Screen-level insights

  • 0:38–1:08 — Title slides show “Lobster Trap: Local to K8s and Back” and “Turning one OpenClaw setup into a reproducible baseline,” with a lobster-in-container image. The visual metaphor anchors containerization and reproducibility.
  • 1:38 — “The Problem” slide contrasts the “best setup” with what survives: README, YAML, copied keys, verbal instructions. This makes the reproducibility gap concrete.
  • 3:10–5:13 — Slides show assistant-generated reasons for containers and personal agents (“Joy,” Bruins briefing). The visuals demonstrate why agent state is personal and persistent, not just stateless CLI output.
  • 7:50 — Installer/deploy dashboard shows “This Machine,” Podman/Docker local deployment, agent name fields, owner prefix, display name, and container image. This supports the self-service deployment claim.
  • 12:27 — “Team Fan-out” diagram shows a curated OpenClaw baseline branching to engineers/new hires/team platform.

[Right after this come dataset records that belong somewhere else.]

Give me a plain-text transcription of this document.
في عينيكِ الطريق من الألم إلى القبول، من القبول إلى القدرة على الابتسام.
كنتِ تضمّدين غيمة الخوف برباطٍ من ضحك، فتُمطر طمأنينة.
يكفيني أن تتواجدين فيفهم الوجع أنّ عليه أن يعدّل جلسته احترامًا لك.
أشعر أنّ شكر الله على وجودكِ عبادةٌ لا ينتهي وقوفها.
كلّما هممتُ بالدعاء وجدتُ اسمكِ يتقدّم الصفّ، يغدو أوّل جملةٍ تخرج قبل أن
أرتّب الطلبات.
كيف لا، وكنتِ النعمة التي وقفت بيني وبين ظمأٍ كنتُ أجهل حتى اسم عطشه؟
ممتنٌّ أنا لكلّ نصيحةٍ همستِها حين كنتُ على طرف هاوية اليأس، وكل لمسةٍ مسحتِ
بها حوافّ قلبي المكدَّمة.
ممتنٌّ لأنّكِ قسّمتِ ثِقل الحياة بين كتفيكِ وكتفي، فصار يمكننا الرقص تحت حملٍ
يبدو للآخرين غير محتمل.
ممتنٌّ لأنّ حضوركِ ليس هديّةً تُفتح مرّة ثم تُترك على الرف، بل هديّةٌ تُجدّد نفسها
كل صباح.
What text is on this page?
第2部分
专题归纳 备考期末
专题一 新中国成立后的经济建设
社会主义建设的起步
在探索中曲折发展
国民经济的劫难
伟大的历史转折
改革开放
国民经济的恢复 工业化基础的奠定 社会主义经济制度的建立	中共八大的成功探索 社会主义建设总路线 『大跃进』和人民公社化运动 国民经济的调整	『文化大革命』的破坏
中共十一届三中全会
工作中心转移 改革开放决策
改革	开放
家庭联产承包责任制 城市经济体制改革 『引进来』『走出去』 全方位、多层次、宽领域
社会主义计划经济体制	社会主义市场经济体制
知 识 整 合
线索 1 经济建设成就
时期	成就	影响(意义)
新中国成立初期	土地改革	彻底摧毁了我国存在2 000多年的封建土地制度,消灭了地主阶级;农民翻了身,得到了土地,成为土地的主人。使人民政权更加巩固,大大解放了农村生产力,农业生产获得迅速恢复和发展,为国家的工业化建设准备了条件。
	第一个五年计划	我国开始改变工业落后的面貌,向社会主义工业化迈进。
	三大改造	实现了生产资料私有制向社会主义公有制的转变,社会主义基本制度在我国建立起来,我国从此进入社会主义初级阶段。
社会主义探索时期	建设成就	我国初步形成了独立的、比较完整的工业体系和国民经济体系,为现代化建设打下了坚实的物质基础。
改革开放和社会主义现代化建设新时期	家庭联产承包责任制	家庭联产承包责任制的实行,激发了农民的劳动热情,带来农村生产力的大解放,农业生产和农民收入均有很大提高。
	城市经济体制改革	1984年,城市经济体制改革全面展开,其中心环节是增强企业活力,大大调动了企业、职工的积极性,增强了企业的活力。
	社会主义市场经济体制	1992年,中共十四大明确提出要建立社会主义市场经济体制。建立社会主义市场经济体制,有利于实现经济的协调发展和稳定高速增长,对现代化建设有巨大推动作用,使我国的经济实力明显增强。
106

This is the most important enterprise architecture frame.
  • 15:04–16:09 — Live installer screen shows deployment options and configuration fields; nearby transcript explains local Podman constraints and Mac container-in-VM caveats.
  • 16:09 — Terminal output from podman secret list shows provider API keys registered as Podman secrets. This visually confirms the secrets workflow rather than only describing it.
  • 19:16 — OpenClaw UI/status screen on localhost shows a live agent session/model/provider status. This confirms the deployment produced a working instance.

My read / why it matters

This talk is valuable because it treats agents as infrastructure, not toys. The strongest idea is the reproducible baseline: if an agent setup includes tools, skills, secrets, memory, models, and sandboxes, then a README is not enough. For Kx’s OpenClaw workflows, the direct application is to maintain containerized, restorable agent environments and to separate baseline config from personal memory/state.

Verification notes

Four review passes were applied before publishing. Source/evidence audit: checked the active installer repo, older Red Hat infra repo, and Red Hat OpenShift video page; claims about commands and repo status are constrained to those sources. Transcript/comment/frame fidelity audit: timestamps and screen claims were matched to extracted transcript and visual frame analysis; comments are summarized as audience signal, not evidence of technical correctness. Hallucination/overclaim audit: softened “containers make it secure” into “containers are one layer” and flagged env-var/privileged-container caveats. Actionable Insights audit: top bullets include concrete rollout steps, links, evaluation criteria, and cautions; residual uncertainty remains around exact current installer behavior because the repo has recently redirected/renamed and production commands should be verified from the active README before use.